15 May 2024 "International academic seminar The Urals and Africa against Racism: Past and Present"
THE MINISTRY OF SCIENCE AND HIGHER EDUCATION
OF THE RUSSIAN FEDERATION
RUSSIAN ACADEMY OF SCIENCES
INSTITUTE FOR AFRICAN STUDIES
30/1 ул. Спиридоновка, Москва, 123001 |
30/1 Spiridonovka str., Moscow, 123001 |
URALS AND AFRICA AGAINST RACISM: PAST AND PRESENT
International academic seminar
15 May 2024
The Institute for African Studies (IAS), Russian Academy of Sciences, and the Ural Federal University (UrFU) jointly held an international academic seminar The Urals and Africa against Racism: Past and Present.
The seminar, which took place in Yekaterinburg on 15 May 2024, was organised by the Centre for Southern Africa Studies of the IAS and the Department of Oriental Studies of the Ural Institute for Humanities of the UrFU with the assistance of the Office of the Honorary Consul of the Republic of South African in Yekaterinburg
The event is timed to coincide with the fortieth anniversary of one of the largest grassroots Soviet grassroots campaigns of solidarity with the struggle against the regime of racial discrimination in South Africa. In 1984–1985, the youth of Sverdlovsk voluntarily collected twenty tons of humanitarian aid. The gift of the Ural teenagers was delivered to the Solomon Mahlangu Freedom College (Tanzania), an educational institution for young members of the African National Congress and children of participants in the liberation struggle in South Africa.
The IAS was represented at the event by its senior researcher at the Centre for Southern African Studies, Candidate of Sciences (History) B M Gorelik, who is also a member of the organising committee. He made a presentation on ‘Solidarity with the struggle against apartheid and grassroots initiatives in the USSR’.
The first vice-rector of UrFU, D V Bugrov, the Honorary Consul of South Africa in Yekaterinburg, S L Mazurkevich, as well as the director of the UrFU History Faculty, A S Palkin, gave welcome speeches. The event was hosted by Dr A V Antoshin, a prominent Ural Africanist, professor with the UrFU Department of Oriental Studies.

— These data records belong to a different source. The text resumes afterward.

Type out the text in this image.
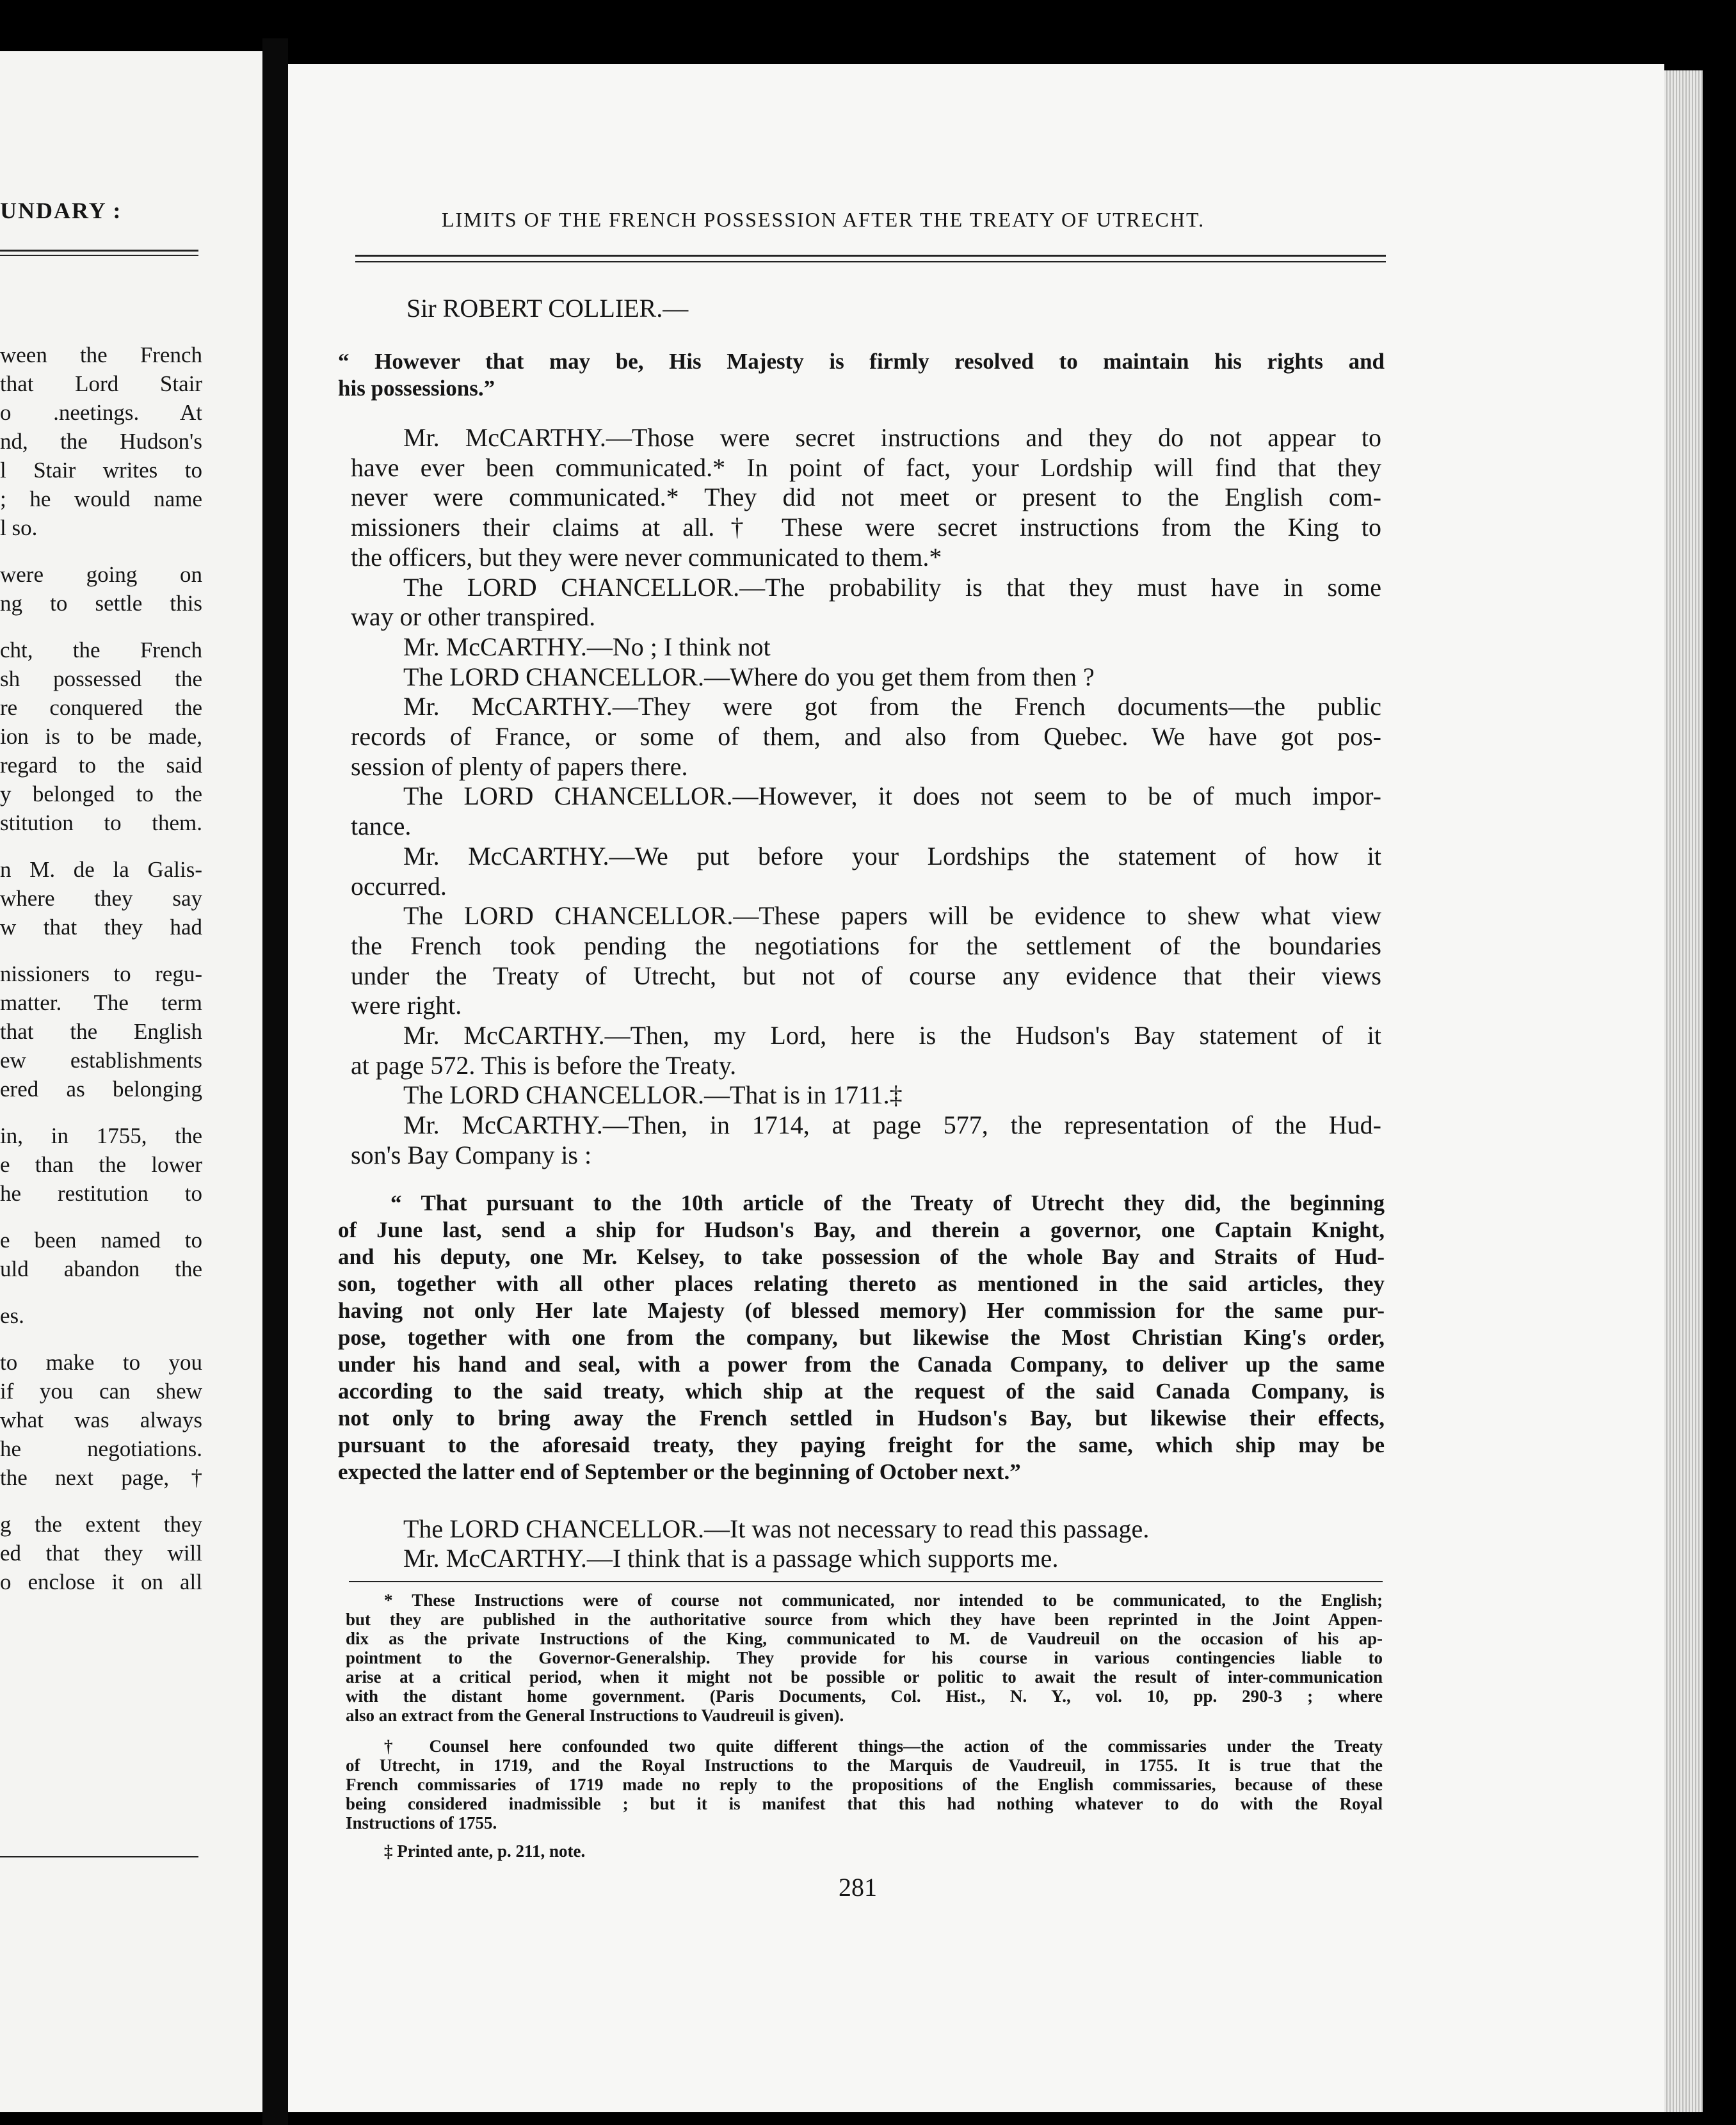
UNDARY :
ween the French
that Lord Stair
o .neetings. At
nd, the Hudson's
l Stair writes to
; he would name
l so.
were going on
ng to settle this
cht, the French
sh possessed the
re conquered the
ion is to be made,
regard to the said
y belonged to the
stitution to them.
n M. de la Galis-
where they say
w that they had
nissioners to regu-
matter. The term
that the English
ew establishments
ered as belonging
in, in 1755, the
e than the lower
he restitution to
e been named to
uld abandon the
es.
to make to you
if you can shew
what was always
he negotiations.
the next page,†
g the extent they
ed that they will
o enclose it on all
LIMITS OF THE FRENCH POSSESSION AFTER THE TREATY OF UTRECHT.
Sir ROBERT COLLIER.—
“ However that may be, His Majesty is firmly resolved to maintain his rights and
his possessions.”
Mr. McCARTHY.—Those were secret instructions and they do not appear to
have ever been communicated.* In point of fact, your Lordship will find that they
never were communicated.* They did not meet or present to the English com-
missioners their claims at all.† These were secret instructions from the King to
the officers, but they were never communicated to them.*
The LORD CHANCELLOR.—The probability is that they must have in some
way or other transpired.
Mr. McCARTHY.—No ; I think not
The LORD CHANCELLOR.—Where do you get them from then ?
Mr. McCARTHY.—They were got from the French documents—the public
records of France, or some of them, and also from Quebec. We have got pos-
session of plenty of papers there.
The LORD CHANCELLOR.—However, it does not seem to be of much impor-
tance.
Mr. McCARTHY.—We put before your Lordships the statement of how it
occurred.
The LORD CHANCELLOR.—These papers will be evidence to shew what view
the French took pending the negotiations for the settlement of the boundaries
under the Treaty of Utrecht, but not of course any evidence that their views
were right.
Mr. McCARTHY.—Then, my Lord, here is the Hudson's Bay statement of it
at page 572. This is before the Treaty.
The LORD CHANCELLOR.—That is in 1711.‡
Mr. McCARTHY.—Then, in 1714, at page 577, the representation of the Hud-
son's Bay Company is :
“ That pursuant to the 10th article of the Treaty of Utrecht they did, the beginning
of June last, send a ship for Hudson's Bay, and therein a governor, one Captain Knight,
and his deputy, one Mr. Kelsey, to take possession of the whole Bay and Straits of Hud-
son, together with all other places relating thereto as mentioned in the said articles, they
having not only Her late Majesty (of blessed memory) Her commission for the same pur-
pose, together with one from the company, but likewise the Most Christian King's order,
under his hand and seal, with a power from the Canada Company, to deliver up the same
according to the said treaty, which ship at the request of the said Canada Company, is
not only to bring away the French settled in Hudson's Bay, but likewise their effects,
pursuant to the aforesaid treaty, they paying freight for the same, which ship may be
expected the latter end of September or the beginning of October next.”
The LORD CHANCELLOR.—It was not necessary to read this passage.
Mr. McCARTHY.—I think that is a passage which supports me.
* These Instructions were of course not communicated, nor intended to be communicated, to the English;
but they are published in the authoritative source from which they have been reprinted in the Joint Appen-
dix as the private Instructions of the King, communicated to M. de Vaudreuil on the occasion of his ap-
pointment to the Governor-Generalship. They provide for his course in various contingencies liable to
arise at a critical period, when it might not be possible or politic to await the result of inter-communication
with the distant home government. (Paris Documents, Col. Hist., N. Y., vol. 10, pp. 290-3 ; where
also an extract from the General Instructions to Vaudreuil is given).
† Counsel here confounded two quite different things—the action of the commissaries under the Treaty
of Utrecht, in 1719, and the Royal Instructions to the Marquis de Vaudreuil, in 1755. It is true that the
French commissaries of 1719 made no reply to the propositions of the English commissaries, because of these
being considered inadmissible ; but it is manifest that this had nothing whatever to do with the Royal
Instructions of 1755.
‡ Printed ante, p. 211, note.
281
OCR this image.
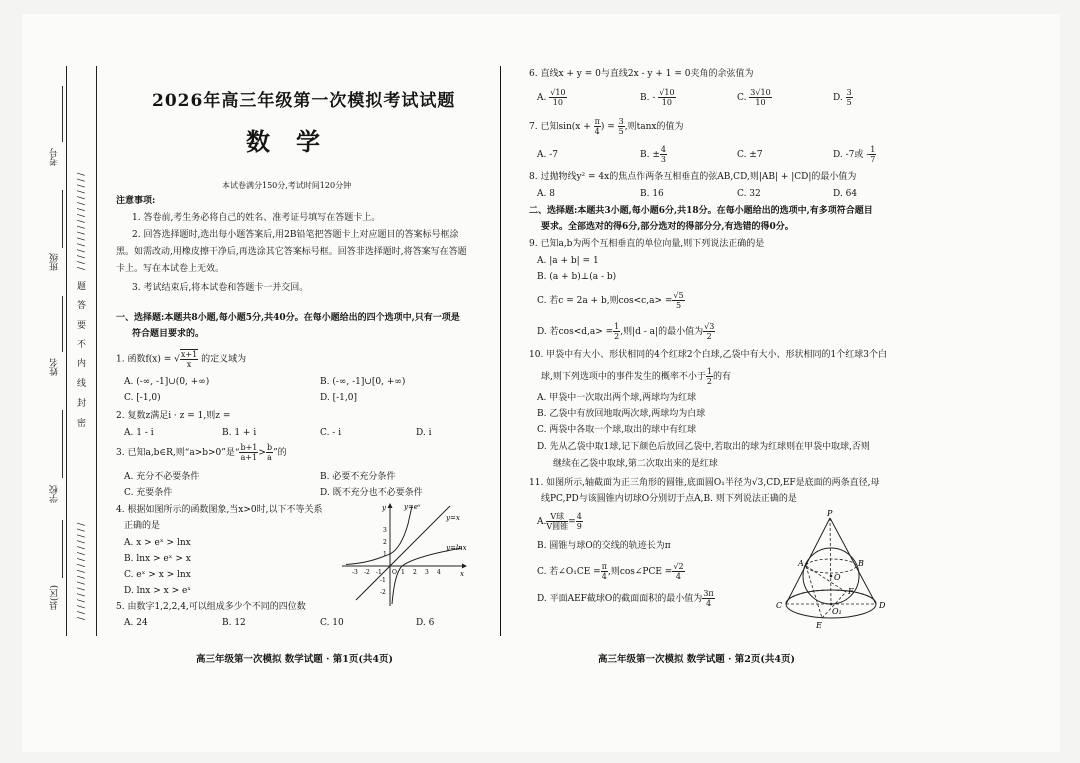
考号
班级
姓名
学校
县(区)
密
封
线
内
不
要
答
题
/ / / / / / / / / / / / / / / / /
/ / / / / / / / / / / / / / / / /
2026年高三年级第一次模拟考试试题
数学
本试卷满分150分,考试时间120分钟
注意事项:
1. 答卷前,考生务必将自己的姓名、准考证号填写在答题卡上。
2. 回答选择题时,选出每小题答案后,用2B铅笔把答题卡上对应题目的答案标号框涂
黑。如需改动,用橡皮擦干净后,再选涂其它答案标号框。回答非选择题时,将答案写在答题
卡上。写在本试卷上无效。
3. 考试结束后,将本试卷和答题卡一并交回。
一、选择题:本题共8小题,每小题5分,共40分。在每小题给出的四个选项中,只有一项是
符合题目要求的。
1. 函数f(x) = √ $\frac{x+1}{x}$ 的定义域为
A. (-∞, -1]∪(0, +∞)	B. (-∞, -1]∪[0, +∞)
C. [-1,0)	D. [-1,0]
2. 复数z满足i · z = 1,则z =
A. 1 - i	B. 1 + i	C. - i	D. i
3. 已知a,b∈R,则“a>b>0”是“ $\frac{b+1}{a+1} > \frac{b}{a}$ ”的
A. 充分不必要条件	B. 必要不充分条件
C. 充要条件	D. 既不充分也不必要条件
4. 根据如图所示的函数图象,当x>0时,以下不等关系
正确的是
A. x > eˣ > lnx
B. lnx > eˣ > x
C. eˣ > x > lnx
D. lnx > x > eˣ
y=eˣ
y=x
y=lnx
y
x
-3 -2 -1 O 1 2 3 4
3
2
1
-1
-2
5. 由数字1,2,2,4,可以组成多少个不同的四位数
A. 24	B. 12	C. 10	D. 6
高三年级第一次模拟 数学试题 · 第1页(共4页)
6. 直线x + y = 0与直线2x - y + 1 = 0夹角的余弦值为
A. $\frac{√10}{10}$	B. - $\frac{√10}{10}$	C. $\frac{3√10}{10}$	D. $\frac{3}{5}$
7. 已知$\sin(x + \frac{\pi}{4}$ ) = $\frac{3}{5}$ ,则tanx的值为
A. -7	B. ± $\frac{4}{3}$	C. ±7	D. -7或 - $\frac{1}{7}$
8. 过抛物线y² = 4x的焦点作两条互相垂直的弦AB,CD,则|AB| + |CD|的最小值为
A. 8	B. 16	C. 32	D. 64
二、选择题:本题共3小题,每小题6分,共18分。在每小题给出的选项中,有多项符合题目
要求。全部选对的得6分,部分选对的得部分分,有选错的得0分。
9. 已知a,b为两个互相垂直的单位向量,则下列说法正确的是
A. |a + b| = 1
B. (a + b)⊥(a - b)
C. 若c = 2a + b,则$\cos<c,a> = \frac{√5}{5}$
D. 若$\cos<d,a> = \frac{1}{2}$ ,则|d - a|的最小值为 $\frac{√3}{2}$
10. 甲袋中有大小、形状相同的4个红球2个白球,乙袋中有大小、形状相同的1个红球3个白
球,则下列选项中的事件发生的概率不小于 $\frac{1}{2}$ 的有
A. 甲袋中一次取出两个球,两球均为红球
B. 乙袋中有放回地取两次球,两球均为白球
C. 两袋中各取一个球,取出的球中有红球
D. 先从乙袋中取1球,记下颜色后放回乙袋中,若取出的球为红球则在甲袋中取球,否则
继续在乙袋中取球,第二次取出来的是红球
11. 如图所示,轴截面为正三角形的圆锥,底面圆O₁半径为√3,CD,EF是底面的两条直径,母
线PC,PD与该圆锥内切球O分别切于点A,B. 则下列说法正确的是
A. $\frac{\text{V球}}{\text{V圆锥}} = \frac{4}{9}$
B. 圆锥与球O的交线的轨迹长为π
C. 若∠O₁CE = $\frac{\pi}{4}$ ,则cos∠PCE = $\frac{√2}{4}$
D. 平面AEF截球O的截面面积的最小值为 $\frac{3\pi}{4}$
P
A	B
O
C	D
E
F
O₁
高三年级第一次模拟 数学试题 · 第2页(共4页)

Presentations were made by the UrFU researchers, as well as by organisers of the solidarity campaigns, UrFU alumni. Professor Antoshin spoke on the dialogue between the Urals and Africa during the Cold War. Professor S V Sokolov, Head of the Department of Russian History, together with C Montelongo, a master’s student with the UrFU History Faculty, presented their study on informal voluntary associations in Sverdlovsk of 1985–1990.
The audience warmly received presentations by members of the organising committee of the 1985 solidarity campaign. We heard from V P Bykodorov, a research fellow with the Archive of the Yeltsin Presidential Centre (Yekaterinburg); UrFU alumni, psychologist S D Bimbat (Moscow), as well as the director of the Popov History Museum of the Russian Scout Movement, I A Igoshina (Moscow), who shared their memories of collecting humanitarian aid to be presented to the Freedom College on behalf of the people of Sverdlovsk and of the relationship between teenagers of the Zheleznodorozhny District and South African students at the Peoples’ Friendship University in Moscow.
The final part of the seminar included a videoconference with South Africa. Memories of the campaign were shared by its participant, a Pretoria legal assistant T Mohammed; alumni of the Peoples’ Friendship University and members of the African National Congress, mechanical engineer P Tsatsi and a lawyer, former head of the ANC mission in Moscow T Thabethe.
The seminar ended with a performance by the reunited Varshavyanka, an 1980s band, which performed songs of protest and solidarity for the guests of the seminar.